İşte turizmi kurtarmak için atılması gereken adımlar
190 Euro olan oda fiyatlarının 45-50 Euro'ya kadar indiğine dikkat çeken otelcilere göre asıl sıkıntı kasımda yaşanacak.
Cari fazla veren sektörlerin başında gelen turizm sektörü için tehlike çanları çalmaya devam ediyor. Sektörde sıkıntıların ilk emareleri 2013 yılında görülmeye başlasa da Rusya ile yaşanan siyasi kriz ve ardından yaşanan terör olayları sektördeki sıkıntıları da derinleştirdi. Sadece kongre turizmi için bakıldığında tablo daha net görülüyor. 2014 yılında kongre turizminde dünya 6’ncısı olan Türkiye, bu yıl 66’ncı sıraya gerilemiş durumda. Turizm sektörü temsilcileri ‘Elimizde iptal edilecek kongre bile kalmadı’ diyor. Rusya ile yaşanan krizin ardından çıkartılan birtakım düzenlemeler de sektörün derdine çare olmadı.

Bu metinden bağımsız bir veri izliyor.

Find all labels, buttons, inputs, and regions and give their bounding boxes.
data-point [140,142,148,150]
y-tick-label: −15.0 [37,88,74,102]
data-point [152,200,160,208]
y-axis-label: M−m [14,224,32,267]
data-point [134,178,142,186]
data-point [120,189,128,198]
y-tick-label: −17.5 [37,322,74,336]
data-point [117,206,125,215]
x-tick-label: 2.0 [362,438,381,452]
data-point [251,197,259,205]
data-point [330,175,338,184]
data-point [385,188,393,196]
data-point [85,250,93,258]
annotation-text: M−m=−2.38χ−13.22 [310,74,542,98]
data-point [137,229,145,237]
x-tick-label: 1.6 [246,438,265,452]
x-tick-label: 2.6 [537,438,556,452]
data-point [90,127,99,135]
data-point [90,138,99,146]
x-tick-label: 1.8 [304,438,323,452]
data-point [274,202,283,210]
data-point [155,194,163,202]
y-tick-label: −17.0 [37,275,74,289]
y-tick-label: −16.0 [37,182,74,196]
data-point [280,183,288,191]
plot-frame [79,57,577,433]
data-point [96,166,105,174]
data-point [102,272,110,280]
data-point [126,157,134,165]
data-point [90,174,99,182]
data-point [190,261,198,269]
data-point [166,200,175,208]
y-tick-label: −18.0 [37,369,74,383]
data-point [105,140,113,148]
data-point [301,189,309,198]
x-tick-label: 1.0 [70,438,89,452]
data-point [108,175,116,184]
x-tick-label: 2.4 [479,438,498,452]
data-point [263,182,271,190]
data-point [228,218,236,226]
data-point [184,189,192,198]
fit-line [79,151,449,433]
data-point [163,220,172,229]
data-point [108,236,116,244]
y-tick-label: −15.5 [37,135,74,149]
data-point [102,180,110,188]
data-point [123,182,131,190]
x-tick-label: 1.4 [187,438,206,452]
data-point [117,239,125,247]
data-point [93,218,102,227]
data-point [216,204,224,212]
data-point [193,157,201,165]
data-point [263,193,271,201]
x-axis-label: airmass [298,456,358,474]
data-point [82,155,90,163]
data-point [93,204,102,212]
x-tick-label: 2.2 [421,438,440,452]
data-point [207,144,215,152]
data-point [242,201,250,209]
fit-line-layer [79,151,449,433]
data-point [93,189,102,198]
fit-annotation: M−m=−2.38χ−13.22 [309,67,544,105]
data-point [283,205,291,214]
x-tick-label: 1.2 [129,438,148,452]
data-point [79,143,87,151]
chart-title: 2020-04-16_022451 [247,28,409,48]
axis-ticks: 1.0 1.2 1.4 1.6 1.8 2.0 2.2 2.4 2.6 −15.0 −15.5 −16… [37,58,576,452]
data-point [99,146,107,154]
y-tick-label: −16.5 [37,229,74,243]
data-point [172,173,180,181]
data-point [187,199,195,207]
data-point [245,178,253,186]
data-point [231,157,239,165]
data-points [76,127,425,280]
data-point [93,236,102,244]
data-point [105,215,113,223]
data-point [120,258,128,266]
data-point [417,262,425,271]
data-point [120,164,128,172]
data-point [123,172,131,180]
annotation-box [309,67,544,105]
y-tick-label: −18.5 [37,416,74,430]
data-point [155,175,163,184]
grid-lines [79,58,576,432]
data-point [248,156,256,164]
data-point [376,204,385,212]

Temsilciler bu konuda, “İş yapmanın gereğini yapmayan kişiler ödüllendirildi. Teşvik adıyla yapılan düzenlemede SGK ve vergisini ödemeyen kişiler için öteleme getirildi. Zamanında ödemelerini yapana kolaylık sağlanmadı” ifadelerini kullanıyorlar. Sektör temsilcileri bugün acil önlem alınmaması halinde asıl sıkıntıyı kasım ayında yaşayacaklarını belirtirken, gerekli düzenlemelerin yapılması durumunda işlerin en erken 1.5 yıl sonra düzeleceğini kaydediyor.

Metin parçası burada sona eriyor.